Una scoperta che appare tanto semplice quanto sorprendente, quella di Grazia Fenu Pintori: il materiale inviato a suo tempo alla commissione scientifica del centro brevetti infatti è stato analizzato per due anni e nel 2017 è arrivato il riconoscimento, solo il primo passo del percorso che eventualmente porterà a una cura vera e propria.

«Gli amniociti – spiega la ricercatrice – sono programmati per svolgere una funzione a termine: una volta che il bambino viene alla luce con addosso ancora i residui biancastri del sacco vitellino, le cellule che lo costituiscono cessano di esistere. Dunque non contengono, come le cellule staminali, una memoria a lunga scadenza specifica per “costruire” una parte del corpo umano, ad esempio le ossa o un organo. Diciamo che sono dormienti e anche estremamente lente nella riproduzione, si potrebbero definire dei bradipi, ma se si trovano a contatto con unità biologiche potenzialmente pericolose si svegliano improvvisamente e attaccano».

A questa conclusione la docente dell’università sassarese è arrivata dopo una infinita serie di esperimenti in vitro, cioè in laboratorio. Dalle immagini realizzate per dimostrare il modo di agire degli amniociti si vede in maniera chiarissima come questi ultimi si organizzano per accerchiare, inglobare e distruggere le cellule “nemiche”. Nelle prime 24 ore è possibile osservare che le cellule tumorali, in questo caso carcinoma della mammella, si moltiplicano in maniera esponenziale per colonizzare i tessuti.

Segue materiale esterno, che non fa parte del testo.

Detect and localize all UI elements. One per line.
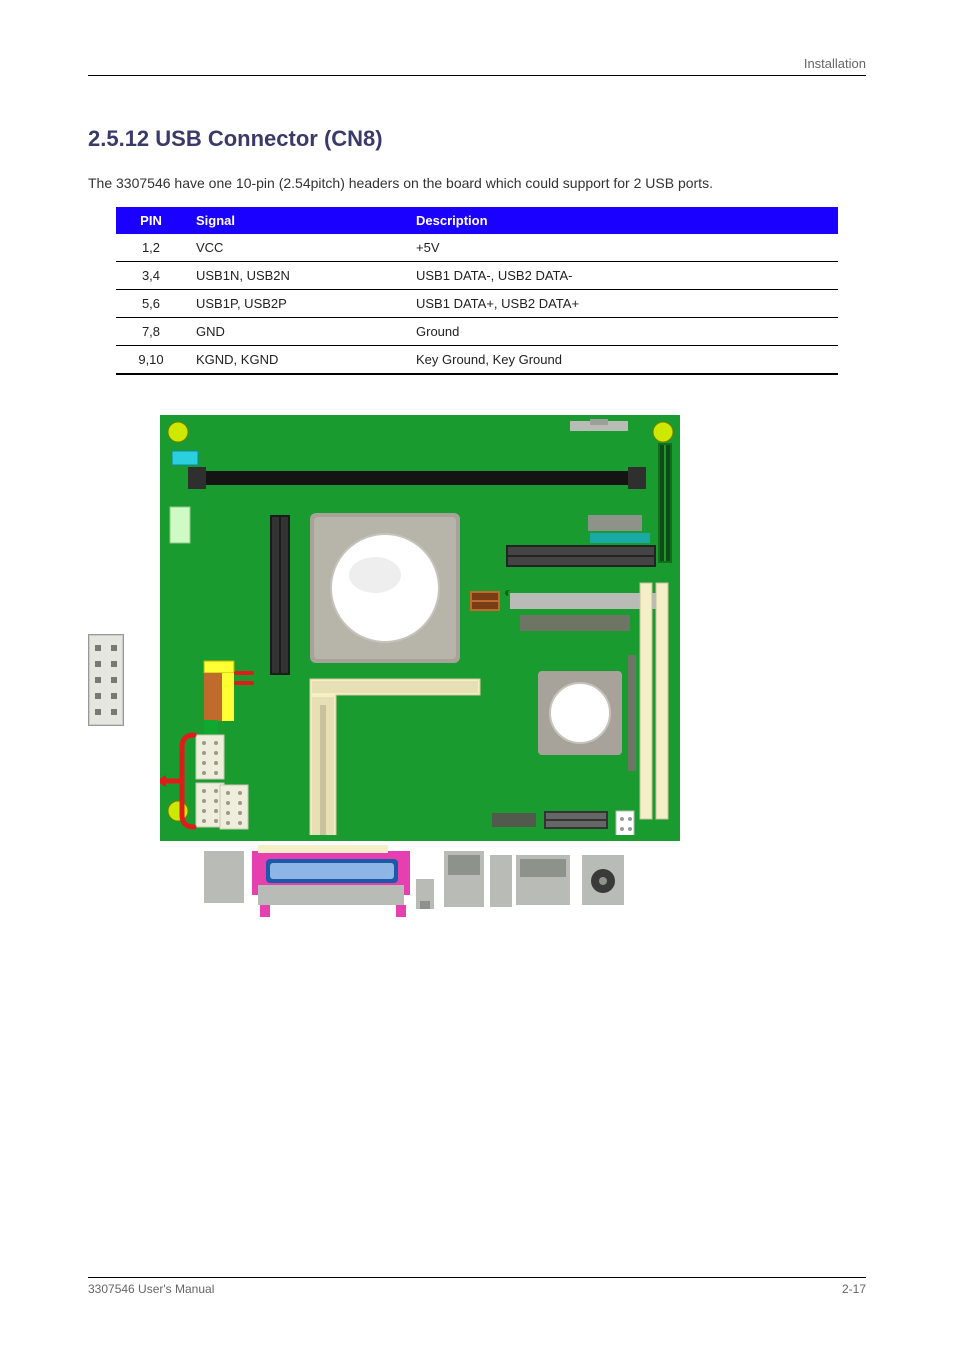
table-row: 1,2 VCC +5V	[116, 234, 838, 262]
col-pin: PIN	[116, 207, 186, 234]
board-svg	[160, 415, 680, 940]
header-right: Installation	[88, 56, 866, 71]
pin-header-icon	[88, 634, 124, 726]
col-signal: Signal	[186, 207, 406, 234]
board-diagram	[160, 415, 866, 945]
pin-table: PIN Signal Description 1,2 VCC +5V 3,4 U…	[116, 207, 838, 375]
header-rule	[88, 75, 866, 76]
table-row: 7,8 GND Ground	[116, 317, 838, 345]
footer-right: 2-17	[842, 1282, 866, 1296]
figure-area	[88, 415, 866, 945]
table-row: 3,4 USB1N, USB2N USB1 DATA-, USB2 DATA-	[116, 261, 838, 289]
page-header: Installation	[88, 56, 866, 76]
page-footer: 3307546 User's Manual 2-17	[88, 1277, 866, 1296]
pin-table-wrap: PIN Signal Description 1,2 VCC +5V 3,4 U…	[116, 207, 838, 375]
footer-rule	[88, 1277, 866, 1278]
table-row: 5,6 USB1P, USB2P USB1 DATA+, USB2 DATA+	[116, 289, 838, 317]
content-area: 2.5.12 USB Connector (CN8) The 3307546 h…	[88, 126, 866, 945]
col-desc: Description	[406, 207, 838, 234]
table-row: 9,10 KGND, KGND Key Ground, Key Ground	[116, 345, 838, 374]
pin-header-inset	[88, 634, 124, 726]
section-title: 2.5.12 USB Connector (CN8)	[88, 126, 866, 152]
footer-left: 3307546 User's Manual	[88, 1282, 214, 1296]
section-paragraph: The 3307546 have one 10-pin (2.54pitch) …	[88, 174, 866, 193]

Dopo 36 ore però gli amniociti stanno già cominciando ad allungarsi e unirsi fra loro quasi a formare un cordone che accerchia le cellule cancerose. Dopo 72 ore le unità biologiche malate risultano scomparse, fagocitate dagli amniociti. Qualcosa di stupefacente che ha colto di sorpresa per prime Grazia Fenu Pintori e la sua collaboratrice, la biologa Maria Antonietta Moro: «Ci si potrebbe chiedere come mai nessuno fino ad ora si sia accorto di questa capacità prodigiosa degli amniociti. Ma io mi sono data una spiegazione: noi biologi estraiamo dalle cellule i cromosomi per analizzarli e non le vediamo nella loro interezza, la professoressa Fenu Pintori invece, partiva da una prospettiva diversa, quella anatomica. Ha visto le cellule nella loro conformazione (identica a quella dei macrofagi) e ne ha osservato il comportamento».

Gli esperimenti delle ricercatrici si sono indirizzate su due tipi di tumore: il carcinoma della mammella e il neuroblastoma, un tumore infantile maligno. In entrambi i casi gli amniociti hanno mangiato e digerito le cellule cancerose.

L’università ha dimostrato di credere nella ricerca finanziando il brevetto ma ora il progetto necessita della conseguente e indispensabile fase di sperimentazione clinica. Grazia Fenu Pintori è stata contattata da alcune case farmaceutiche, le uniche in grado di sostenere i costi della sperimentazione. Ma già da subito arriveranno le pubblicazioni sulle riviste scientifiche specializzate e le presentazioni nei congressi medici. Ci vorranno almeno tre anni per le prime conclusioni cliniche ma l’idea di arruolare come killer dei tumori le cellulle guardiaspalla dei feti sembra essere vincente. E a quanto pare vale la pena attendere tutto il tempo necessario.